As first reported by 9to5Google, Google provided ZDNet with the following statement:

Google Store has sold through its inventory and completed sales of Pixel 4|4XL. For people who are still interested in buying Pixel 4|4XL, the product is available from some partners while supplies last. Just like all Pixel devices, Pixel 4 will continue to get software and security updates for at least 3 years from when the device first became available on the Google Store in the US.

As Google states, if you want a Pixel 4 or Pixel 4 XL, you can't buy it directly from Google. That said, it appears there's some inventory left at the Google Store, for the Pixel 4 at least, as we're able to add one to our cart at the time of publication. The Pixel 4 XL, however, is currently sold out. 

As we've detailed before, the Pixel 4 isn't a good phone. Battery life is horrible, and it was simply too expensive for what it offered at launch. The camera is great, but still doesn't justify its shortcomings. 

Google recently announced the Pixel 4A, a mid-range smartphone that's priced at $349, and reviews have been positive so far. I've been using one for about 24 hours and it's been a solid experience. 

Google also pre-announced the Pixel 4A (5G) and the Pixel 5, but hasn't said when either phone would launch, outside a vague "in the coming months." So, if you're a loyal Pixel fan, you're either stuck waiting for the Pixel 5 and hoping Google gets it right, or going with the Pixel 4A. 

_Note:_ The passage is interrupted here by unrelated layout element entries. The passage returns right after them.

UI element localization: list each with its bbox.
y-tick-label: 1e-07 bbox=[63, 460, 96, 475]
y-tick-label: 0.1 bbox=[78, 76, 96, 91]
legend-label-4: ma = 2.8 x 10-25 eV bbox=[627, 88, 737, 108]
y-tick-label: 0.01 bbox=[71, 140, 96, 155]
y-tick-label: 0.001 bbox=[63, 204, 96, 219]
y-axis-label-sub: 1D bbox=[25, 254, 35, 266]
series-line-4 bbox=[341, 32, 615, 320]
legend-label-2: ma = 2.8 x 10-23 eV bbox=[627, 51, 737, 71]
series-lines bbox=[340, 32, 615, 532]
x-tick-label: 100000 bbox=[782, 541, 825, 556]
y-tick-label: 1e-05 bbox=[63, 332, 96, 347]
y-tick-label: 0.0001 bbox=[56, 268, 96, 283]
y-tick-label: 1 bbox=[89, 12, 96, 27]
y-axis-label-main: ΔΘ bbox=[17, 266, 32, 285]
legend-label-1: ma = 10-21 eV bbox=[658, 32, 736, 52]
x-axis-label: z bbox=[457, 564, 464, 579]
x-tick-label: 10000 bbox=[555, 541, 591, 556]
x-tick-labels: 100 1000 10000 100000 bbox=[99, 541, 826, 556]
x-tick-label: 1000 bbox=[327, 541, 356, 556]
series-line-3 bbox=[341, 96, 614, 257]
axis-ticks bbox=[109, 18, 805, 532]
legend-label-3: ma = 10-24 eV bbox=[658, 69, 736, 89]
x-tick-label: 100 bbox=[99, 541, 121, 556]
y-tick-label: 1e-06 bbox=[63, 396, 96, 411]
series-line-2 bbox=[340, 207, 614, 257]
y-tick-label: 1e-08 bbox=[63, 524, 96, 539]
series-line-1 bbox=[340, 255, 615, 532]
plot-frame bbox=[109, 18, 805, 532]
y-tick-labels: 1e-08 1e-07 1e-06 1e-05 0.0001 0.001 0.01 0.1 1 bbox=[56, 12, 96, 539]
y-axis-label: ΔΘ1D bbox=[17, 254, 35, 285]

Google's Pixel division feels very lost right now. Hopefully, the company is able to figure out exactly what it wants the Pixel line to be, and start executing on that vision. Up until now, each Pixel release has felt like Google was still trying to figure out what the Pixel line is, what it should do, and how it should do it -- outside having arguably the best camera on a smartphone.